Ainda assim, autoridades atuais e antigas do Tesouro querem que a administração vá mais longe e mire nos petroleiros da frota paralela com penalidades específicas que podem restringir suas vendas ou forçá-los a sair de operação. Autoridades europeias agiram no mês passado para penalizar navios russos que escapassem das sanções ao transportar gás natural liquefeito para o mercado, um esforço que poderia ser complementado pela proposta do Tesouro para petroleiros.

Autoridades do Tesouro produziram e divulgaram em particular uma análise econômica que afirma, com base em um histórico de ações de execução sob o teto de preço, que as penalidades propostas para a frota paralela dificilmente tirariam o petróleo russo do mercado e, em vez disso, forçariam Moscou a voltar a vender grande parte de seu petróleo por preços mais baixos sob o teto.

Robin Brooks, um membro sênior do programa Global Economy and Development na Brookings Institution, e o ex-alto funcionário do Tesouro, Ben Harris, que agora é vice-presidente e diretor do Economic Studies Program na Brookings, divulgaram uma análise semelhante publicamente no final do mês passado. Ela argumenta que evidências históricas sugerem que esforços para fechar petroleiros de frota paralela são “improváveis ​​de ter até mesmo um impacto modesto nos preços globais do petróleo”.

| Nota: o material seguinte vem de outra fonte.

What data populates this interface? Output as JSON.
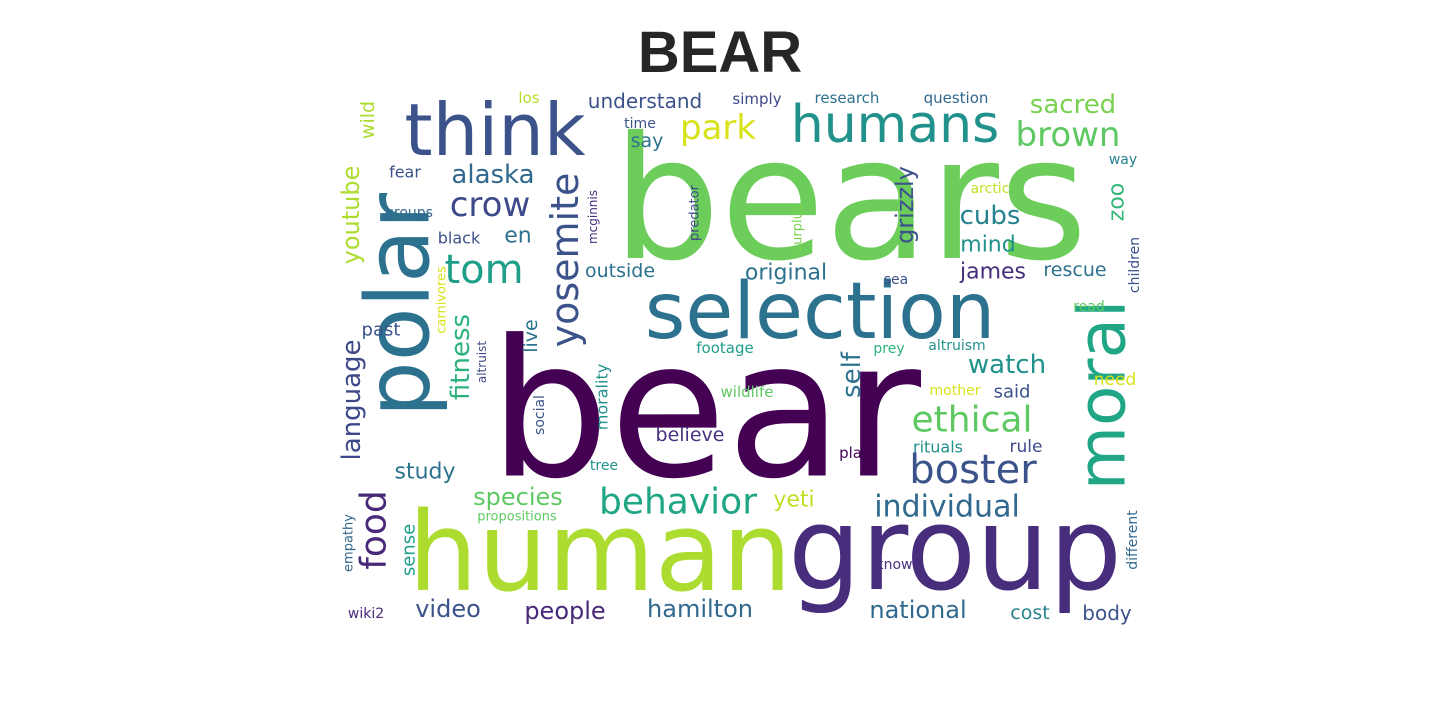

Vinte petroleiros da frota sombra estão atualmente sob sanção, de uma frota de cerca de 120. O Sr. Brooks e o Sr. Harris escrevem que a administração poderia penalizar os 100 petroleiros adicionais em ondas, a fim de minimizar as interrupções de preços. Eles mapeiam evidências de ações de execução anteriores para mostrar que nenhuma delas teve grandes impactos no mercado de petróleo.

“Embora isso esteja longe de ser causal, achamos que valida a noção de que novas sanções à frota da Sovcomflot provavelmente não causarão picos no preço do petróleo”, escrevem o Sr. Brooks e o Sr. Harris.

Autoridades da Casa Branca argumentaram recentemente que o teto de preço — e as medidas de fiscalização relacionadas — até agora prejudicaram a Rússia, mas não os motoristas americanos.

“Analistas de energia — e até mesmo as próprias autoridades russas — vincularam nossas atividades de fiscalização aumentadas ao desconto aumentado no petróleo russo. Ao mesmo tempo, os volumes de exportação russos permaneceram altos, evitando o pico de preço que muitos temiam em 2022”, disse Daleep Singh, um conselheiro adjunto de segurança nacional para economia internacional, na Brookings no final de maio.